Taxation of Virtual Digital Assets

The Union Budget 2021-22 has sought to impose taxation on Virtual Digital Assets (VDAs) such as Bitcoin, Ethereum, Dogecoin etc.

FEATURES OF TAXATION PROPOSALS

Definition of Virtual Digital Asset (VDA): Any information, code, number, or token generated by way of cryptographic or other means and (a) has inherent value or (b) Act as Unit of account or (c) Act as store of value. Hence, it includes all the crypto assets, Stable coins, Non-Fungible Token (NFT) etc.

Mechanism of Taxation:

  1. The profits earned from transfer of a virtual digital asset shall be taxable at 30%.
  2. Loss from any other source of income shall not be set off against the income from virtual digital assets. Similarly, loss from the sale of VDAs shall not be set off against income from any other source.
  3. Gifting of virtual digital assets has been brought under the ambit of taxation. 
  4. Deduction of 1% of the payment amount at source and deposition of the same with the government.

BENEFITS

Wider and Encompassing definition which would bring all form of private cryptocurrencies within the ambit of tax. The definition is broad enough to cover cryptocurrencies as we know them today and also accounts for future developments in the crypto ecosystem by not restricting itself to just tokens.

Provide more clarity on taxation on Virtual Digital Assets (VDAs): Even prior to the introduction of VDAs, the individuals were already filing tax on income earned from VDAs. However, there was considerable amount of confusion and uncertainty. The new scheme of taxation would provide guidance to the investors on their investment in cryptocurrencies.

Taxation on VDAs move towards effective regulation: As of now, Cryptocurrencies are neither considered as legal nor illegal. They operate in regulatory and legal vacuum. Taxation of VDAs is a first step towards effective regulation.
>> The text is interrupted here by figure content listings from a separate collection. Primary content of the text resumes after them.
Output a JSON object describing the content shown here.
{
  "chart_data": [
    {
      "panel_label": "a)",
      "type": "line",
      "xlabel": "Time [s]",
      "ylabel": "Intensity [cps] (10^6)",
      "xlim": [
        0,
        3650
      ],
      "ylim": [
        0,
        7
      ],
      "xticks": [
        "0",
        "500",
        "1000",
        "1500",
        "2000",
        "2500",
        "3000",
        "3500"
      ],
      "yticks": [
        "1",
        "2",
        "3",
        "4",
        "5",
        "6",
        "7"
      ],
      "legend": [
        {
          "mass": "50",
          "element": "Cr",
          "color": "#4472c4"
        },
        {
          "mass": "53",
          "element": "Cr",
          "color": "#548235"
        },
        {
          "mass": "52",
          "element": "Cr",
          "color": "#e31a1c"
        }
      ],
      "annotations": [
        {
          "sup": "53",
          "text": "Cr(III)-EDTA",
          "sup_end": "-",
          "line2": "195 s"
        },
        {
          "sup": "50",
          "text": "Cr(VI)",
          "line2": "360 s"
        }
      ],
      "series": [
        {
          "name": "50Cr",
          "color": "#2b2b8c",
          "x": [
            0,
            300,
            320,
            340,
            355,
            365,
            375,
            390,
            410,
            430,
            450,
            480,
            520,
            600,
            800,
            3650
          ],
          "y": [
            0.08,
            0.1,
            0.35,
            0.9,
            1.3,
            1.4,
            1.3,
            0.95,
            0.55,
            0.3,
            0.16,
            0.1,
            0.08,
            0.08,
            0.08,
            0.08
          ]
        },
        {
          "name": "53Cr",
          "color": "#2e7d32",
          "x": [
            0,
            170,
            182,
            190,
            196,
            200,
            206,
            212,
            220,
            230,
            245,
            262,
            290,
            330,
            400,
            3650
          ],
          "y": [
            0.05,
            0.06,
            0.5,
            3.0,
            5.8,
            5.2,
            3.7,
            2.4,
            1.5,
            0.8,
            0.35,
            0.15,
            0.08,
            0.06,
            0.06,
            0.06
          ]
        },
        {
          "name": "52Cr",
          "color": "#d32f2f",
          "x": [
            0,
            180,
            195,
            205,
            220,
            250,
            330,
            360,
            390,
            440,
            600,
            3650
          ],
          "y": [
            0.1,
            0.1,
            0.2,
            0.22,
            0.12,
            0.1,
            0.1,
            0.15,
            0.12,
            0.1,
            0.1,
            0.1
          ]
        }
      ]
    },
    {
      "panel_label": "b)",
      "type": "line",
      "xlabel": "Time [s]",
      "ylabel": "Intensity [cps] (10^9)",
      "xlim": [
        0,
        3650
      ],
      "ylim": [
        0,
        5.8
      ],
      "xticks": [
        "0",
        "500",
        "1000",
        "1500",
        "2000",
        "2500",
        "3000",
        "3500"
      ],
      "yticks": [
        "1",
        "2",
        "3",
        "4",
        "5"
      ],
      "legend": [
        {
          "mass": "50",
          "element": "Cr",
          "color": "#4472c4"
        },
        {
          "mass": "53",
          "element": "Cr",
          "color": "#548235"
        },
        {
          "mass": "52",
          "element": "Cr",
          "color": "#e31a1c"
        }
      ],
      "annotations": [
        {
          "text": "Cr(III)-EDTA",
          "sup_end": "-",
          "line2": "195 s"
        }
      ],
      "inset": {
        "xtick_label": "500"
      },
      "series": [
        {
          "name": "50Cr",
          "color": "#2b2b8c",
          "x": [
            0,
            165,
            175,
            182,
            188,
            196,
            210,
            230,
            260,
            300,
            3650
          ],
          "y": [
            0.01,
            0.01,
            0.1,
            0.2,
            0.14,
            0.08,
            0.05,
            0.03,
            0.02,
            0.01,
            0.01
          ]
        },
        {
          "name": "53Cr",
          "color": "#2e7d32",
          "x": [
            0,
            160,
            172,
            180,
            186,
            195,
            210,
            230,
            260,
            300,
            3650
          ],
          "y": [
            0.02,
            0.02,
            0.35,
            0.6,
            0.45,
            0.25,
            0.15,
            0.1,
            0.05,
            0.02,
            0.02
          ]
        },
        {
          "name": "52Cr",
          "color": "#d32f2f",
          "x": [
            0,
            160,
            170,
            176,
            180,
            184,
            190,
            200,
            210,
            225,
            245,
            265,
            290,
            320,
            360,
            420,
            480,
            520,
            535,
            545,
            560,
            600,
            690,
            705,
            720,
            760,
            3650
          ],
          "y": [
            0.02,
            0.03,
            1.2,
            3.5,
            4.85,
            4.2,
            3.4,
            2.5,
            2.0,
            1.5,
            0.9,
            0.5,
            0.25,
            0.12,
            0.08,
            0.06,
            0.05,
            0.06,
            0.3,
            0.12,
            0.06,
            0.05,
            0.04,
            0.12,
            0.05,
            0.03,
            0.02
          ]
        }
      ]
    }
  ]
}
Curb Volatility: High tax rate on VDAs accompanied by TDS of 1% would discourage investors looking for short term returns. Instead, it would attract long term investors who look at VDAs as an assets and hence provide more stability in the market.

Tackle Black Money:  Usually, tax evaders have been using crypto transactions to park their black money abroad and fund criminal activities, terrorism, etc.

PROBLEMS

Lack of clarity on legality of cryptocurrencies: Taxation of Virtual Digital Assets have led to a clarity on the issue of taxability of cryptocurrency, however, it is still very unclear whether the government is going to ban the currency or legalise it by regulating it. 

Punitive Taxation: While taxation brings legitimacy to the industry, the high tax rate is discouraging. 

Negative impact on the crypto industry including crypto exchanges, miners, traders and investors.

One Size Fits all approach: All the investors would be subject to the same tax rate irrespective of the period of holding units of cryptocurrency. 

Lack of Clarity:

  • Uncertainty about the Reward points earned on Debit/Credit card transactions generated through electronic means. 
  • Lack of clarity as to whether mining would include transfer of VDAs. This is so because in the case of mining or staking, a reward is paid to the miners and stakers. The coins are not paid by an entity but are won on the network. Hence, there is no transfer per se. Therefore, there is a lack of clarity whether the term ‘transfer’ would include the activity of mining and staking cryptocurrency.

WAY FORWARD

The trade in Virtual Digital Assets such as cryptocurrency and NFTs is increasing at a rapid pace. There was a requirement for clarifying the position on taxability of digital virtual assets. The proposals have surely brought a clarity on some issues.